Ellen would stand a short distance away from me, and making sweeping motions with enormous shears, she would cut wildly into satin and tulle and velvet. I felt like a trembling lay figure as I stood there with her fierce green eyes on me and the shears clicking around me. When the cutting was over, the pinning began. This was even more uncomfortable. Pins pricked the lay figure's skin. It turned out that she was human after all. Ellen objected to any wincing.
"Save your dancing for the ballroom floor!", she would say crossly.
At last she would be pleased. The smile of a satisfied creator would run over her freckled face as she stood off and surveyed her handiwork.
"We'll get him with this one, Miss Lula," she would announce confidently.
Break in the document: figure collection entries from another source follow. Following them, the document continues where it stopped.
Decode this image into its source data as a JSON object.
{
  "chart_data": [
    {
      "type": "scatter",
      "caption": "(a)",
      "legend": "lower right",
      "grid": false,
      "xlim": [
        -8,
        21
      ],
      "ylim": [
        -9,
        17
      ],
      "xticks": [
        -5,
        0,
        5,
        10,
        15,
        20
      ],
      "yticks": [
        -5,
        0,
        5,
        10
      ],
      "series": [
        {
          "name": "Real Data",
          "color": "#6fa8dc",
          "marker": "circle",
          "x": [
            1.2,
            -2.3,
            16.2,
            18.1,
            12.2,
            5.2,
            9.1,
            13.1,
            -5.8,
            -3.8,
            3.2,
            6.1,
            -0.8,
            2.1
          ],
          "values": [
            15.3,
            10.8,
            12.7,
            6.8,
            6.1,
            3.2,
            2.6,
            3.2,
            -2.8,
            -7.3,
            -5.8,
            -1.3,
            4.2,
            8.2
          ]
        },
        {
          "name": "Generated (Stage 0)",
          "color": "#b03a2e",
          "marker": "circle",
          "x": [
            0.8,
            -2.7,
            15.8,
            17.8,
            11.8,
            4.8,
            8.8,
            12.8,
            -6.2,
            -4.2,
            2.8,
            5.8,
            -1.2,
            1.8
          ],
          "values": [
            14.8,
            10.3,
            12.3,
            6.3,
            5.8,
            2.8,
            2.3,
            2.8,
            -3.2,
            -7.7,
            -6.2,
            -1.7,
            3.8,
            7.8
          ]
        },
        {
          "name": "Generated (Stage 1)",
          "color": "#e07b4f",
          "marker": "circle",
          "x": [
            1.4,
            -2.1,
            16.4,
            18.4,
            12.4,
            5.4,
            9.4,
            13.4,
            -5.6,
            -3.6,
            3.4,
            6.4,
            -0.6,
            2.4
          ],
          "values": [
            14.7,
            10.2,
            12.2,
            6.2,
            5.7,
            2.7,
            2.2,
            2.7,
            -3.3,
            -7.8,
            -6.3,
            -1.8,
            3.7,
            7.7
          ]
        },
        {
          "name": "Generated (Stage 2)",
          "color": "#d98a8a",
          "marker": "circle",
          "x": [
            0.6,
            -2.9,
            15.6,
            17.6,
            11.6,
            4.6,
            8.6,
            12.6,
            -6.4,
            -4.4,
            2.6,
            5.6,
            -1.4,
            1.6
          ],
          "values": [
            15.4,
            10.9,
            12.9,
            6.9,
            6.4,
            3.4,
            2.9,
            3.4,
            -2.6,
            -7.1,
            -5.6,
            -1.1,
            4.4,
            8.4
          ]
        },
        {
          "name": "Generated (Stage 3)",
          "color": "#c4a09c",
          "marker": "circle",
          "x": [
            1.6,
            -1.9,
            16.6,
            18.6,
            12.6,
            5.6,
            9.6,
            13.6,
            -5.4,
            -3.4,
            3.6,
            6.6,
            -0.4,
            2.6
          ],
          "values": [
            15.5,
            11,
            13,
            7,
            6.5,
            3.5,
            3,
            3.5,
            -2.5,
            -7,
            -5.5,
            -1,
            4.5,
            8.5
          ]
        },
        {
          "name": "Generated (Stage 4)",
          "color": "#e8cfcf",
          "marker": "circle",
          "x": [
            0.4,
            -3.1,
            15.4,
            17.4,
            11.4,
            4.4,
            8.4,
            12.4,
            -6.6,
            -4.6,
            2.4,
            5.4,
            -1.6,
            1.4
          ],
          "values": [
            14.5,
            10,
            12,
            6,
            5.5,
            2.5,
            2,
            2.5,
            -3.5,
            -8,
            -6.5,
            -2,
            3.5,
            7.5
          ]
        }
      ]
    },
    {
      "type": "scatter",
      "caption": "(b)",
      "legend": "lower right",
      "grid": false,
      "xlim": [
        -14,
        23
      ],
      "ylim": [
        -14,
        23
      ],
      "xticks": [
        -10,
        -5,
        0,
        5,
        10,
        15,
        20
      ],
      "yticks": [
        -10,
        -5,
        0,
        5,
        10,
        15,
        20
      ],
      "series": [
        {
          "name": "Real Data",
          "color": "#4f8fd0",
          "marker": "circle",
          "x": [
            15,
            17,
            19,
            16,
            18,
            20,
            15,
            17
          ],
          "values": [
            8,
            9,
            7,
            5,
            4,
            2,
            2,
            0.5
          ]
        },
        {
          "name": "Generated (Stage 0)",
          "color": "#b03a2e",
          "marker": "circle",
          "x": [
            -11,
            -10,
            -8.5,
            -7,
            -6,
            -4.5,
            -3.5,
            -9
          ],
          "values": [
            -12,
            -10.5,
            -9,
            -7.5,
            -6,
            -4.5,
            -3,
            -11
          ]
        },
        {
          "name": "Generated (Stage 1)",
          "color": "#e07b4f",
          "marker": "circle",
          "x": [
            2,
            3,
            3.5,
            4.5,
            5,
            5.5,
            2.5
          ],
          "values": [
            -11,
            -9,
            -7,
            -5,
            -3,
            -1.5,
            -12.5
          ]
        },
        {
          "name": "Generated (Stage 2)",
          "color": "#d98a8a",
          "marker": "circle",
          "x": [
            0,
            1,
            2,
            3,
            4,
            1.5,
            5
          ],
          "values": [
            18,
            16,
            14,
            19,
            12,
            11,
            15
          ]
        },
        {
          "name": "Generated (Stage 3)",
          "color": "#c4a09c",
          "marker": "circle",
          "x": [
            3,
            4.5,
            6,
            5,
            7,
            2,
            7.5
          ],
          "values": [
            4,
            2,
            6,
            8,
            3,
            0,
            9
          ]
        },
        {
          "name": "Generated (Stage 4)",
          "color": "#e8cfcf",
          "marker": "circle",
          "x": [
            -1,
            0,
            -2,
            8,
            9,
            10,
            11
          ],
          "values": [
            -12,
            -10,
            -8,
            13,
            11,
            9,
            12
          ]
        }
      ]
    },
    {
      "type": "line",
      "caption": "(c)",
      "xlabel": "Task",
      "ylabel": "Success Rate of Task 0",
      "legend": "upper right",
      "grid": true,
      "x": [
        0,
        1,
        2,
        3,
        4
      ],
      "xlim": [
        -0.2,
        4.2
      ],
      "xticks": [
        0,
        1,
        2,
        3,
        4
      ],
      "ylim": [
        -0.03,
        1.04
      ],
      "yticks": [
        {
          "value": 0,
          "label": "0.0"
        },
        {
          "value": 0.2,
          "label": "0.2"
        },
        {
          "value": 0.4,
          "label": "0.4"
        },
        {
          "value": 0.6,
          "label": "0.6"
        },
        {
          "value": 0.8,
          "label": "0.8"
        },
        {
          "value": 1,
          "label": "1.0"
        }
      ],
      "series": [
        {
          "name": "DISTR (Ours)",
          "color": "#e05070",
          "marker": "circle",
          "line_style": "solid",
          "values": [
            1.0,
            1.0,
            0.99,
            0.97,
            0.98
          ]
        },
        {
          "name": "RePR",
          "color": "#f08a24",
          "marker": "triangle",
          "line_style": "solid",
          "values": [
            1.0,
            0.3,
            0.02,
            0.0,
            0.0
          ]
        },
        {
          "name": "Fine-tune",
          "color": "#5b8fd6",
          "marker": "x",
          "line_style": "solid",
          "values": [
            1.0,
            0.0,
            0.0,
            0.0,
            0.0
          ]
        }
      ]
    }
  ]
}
Louise Andrews Kent, Mrs. Appleyard and I, 1968
Have you and Mrs. Appleyard been introduced before? No? Then let me do the honors.
She and Louise Andrews Kent, her real life counterpart, lived in Vermont and Boston from about 1912-1968. Mrs. Kent was a prolific writer, and if you come across her Mrs. Appleyard books, grab them. There is no better way to learn how people lived in earlier times (this would be the United States before, during and after both World Wars) than reading her books.
This excerpt is from her autobiography, which contains interesting stories, including one about seeing the Great White Fleet in Bar Harbor before the Spanish American War, and details of daily life as it was lived back then.
People, of course, are the same as they have always been, but also, boy were they different as well.
I have found my Fabric and Sewing In Literature Project lots of fun. I have been re-reading my favorite books (I am a Multiple Reader, as confessed previously) and finding lots of great examples.
What favorite examples of sewing and fabric in literature have you seen lately?